Lucy…20
“I like you apartment,” said Michael looking around. “It’s welcoming and comfortable. I like that it’s all white and the cats make it feel like a real home.”
“It IS a real home, silly. I live here, remember,” laughed Lucy, dropping tea bags into thick white mugs.
“Are we going to have cookies too?” asked Michael, excitedly.
“Naturally, they’re for the tea.”
“Are you going to tell me about this neighborhood?”
“If you’re sure you want me to.”
“I want you to. Definitely.”
“I have to make peanut butter and jelly sandwiches before the cookies come out of their box, or that’s all we’ll eat. Grape or strawberry jam?” she asked.
“Strawberry,” said Michael. “Thank you.”
The kettle whistled loudly and Lucy poured the scalding water into the mugs. Then she fed the cats, gave them treats, and watered the plant on the kitchen windowsill.
“Okay,” she said, bringing the food to the table. “This is what’s going on,” she mumbled, taking a bite out of her sandwich, then holding up her hand, telling him to wait until she swallowed. “Remember I told you that I was a writer?”
“Yes, I do.”
“Well, I’m a different kind of writer..”
“What kind of writer are you?”
“I don’t write books, actually. I write stories in my mind and, truthfully, I’m not so much a writer as, um, a character.”
“You mean quirky and funny, the way some people are?”
“No, not like that,” said Lucy, sipping her tea. “I used to BE a character in a book.”
“What?”
“I was a character in a terrifying story where I was always afraid, always running away from terrible things, always being hurt. I was scared, all the time, and horrible things were happening to those around me. I just couldn’t stand it any longer. Every page was a nightmare and…”
“”It’s okay,” said Michael, putting his hand on top of hers. “You don’t have to say anymore.”
“I want to tell you,” said Lucy, the cats huddled in a pile around her feet. “I wrote my own story, so that when I was in the cell being tortured, I could escape to someplace else. The more I did it, the more real, ‘someplace else’ became. I loved the people in my story and they started to love me and then, it all became real and I never went back to the other story again. So, I live here now. I’m happy and I’m not afraid anymore.”
“Uh,” said Michael.
“I don’t think people who write stories know what they put their characters through. I left people back in those pages. I keep trying to go back for them, but I can’t find the story any longer and they are trapped there. Suffering.”
“I’m sorry, Lucy. I’m not sure I understand what you’re saying.”
“They are being tortured, all because someone wrote that they should be.”
“I didn’t realize…”
“No one realizes, what the characters in a book go through. Billy’s sister escaped form a book where she was sick all the time. I’ve tried to help her but the words have her partially trapped, although she’s getting better. I gave her a puppy because there was no puppy in her book, so that’s helping her write a new story of her own.”

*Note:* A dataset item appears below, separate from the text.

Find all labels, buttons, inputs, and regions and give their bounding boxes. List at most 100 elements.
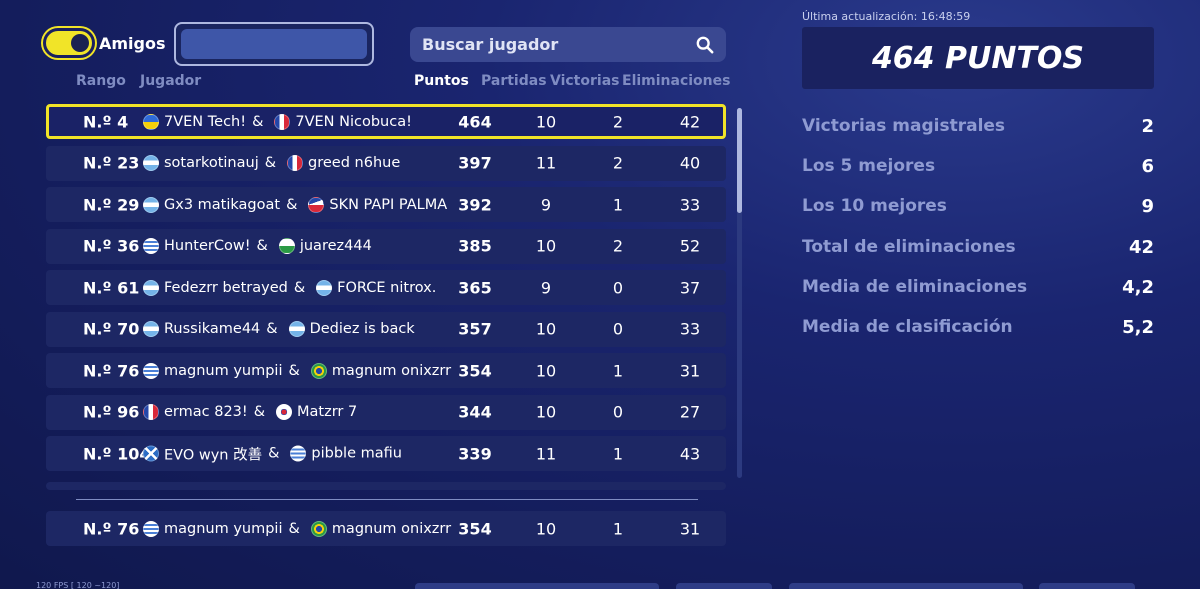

“I don’t know what to say,” whispered Michael.
“There’s nothing to say. I made this place a sanctuary, for characters who were able to escape from their books. Josie was written as a demon. She was made to guard a doorway to hell and she was forced to do things she didn’t want to do. She runs the bookstore now and she’s at peace, but she’s still a demon and she can be vicious, so she watches out for us. Joe was in a story about the mob. He grew up being beaten, by men who though it was funny to hit a little kid, so he grew up tough. He killed a lot of people in his book, people he didn’t want to kill. Now he has time to bake, read and raise hamsters. No one makes bread as delicious as his. Billy was written as a junkie, a graffiti artist, who gets hooked on heroin. He was always waking up in dirty alleys and he always felt terrible. He escaped and now he’s s big brother to Kat. He always wanted a family, he never wanted to do drugs, and he’s a fantastic artist.
“What about the cookie lady?”
Lucy smiled. “When she escaped, she managed to get her dog out as well. She was written as a werewolf and forced to change shape at the full moon. She said she can still feel the moon’s pull and she does love to run through the woods, because being a wolf made her feel alive, but hunters were always shooting her. She never bit anyone, she just wanted to be left alone, but the story line was brutal, she said, so she took her pup and ran.”
“Is everyone here an escapee from a book?”
“Yes. Everyone.”
“Everyone, except me, you mean.”
Lucy smiled at him and opened the box of cookies. “Michael,” she said softly, “escapees’ are the only one’s who can find this place.”
“What are you saying, Lucy?”
“I’m saying that it may take a day or two for you to remember the rest of your story, but you’re finally free, Michael. Welcome home.”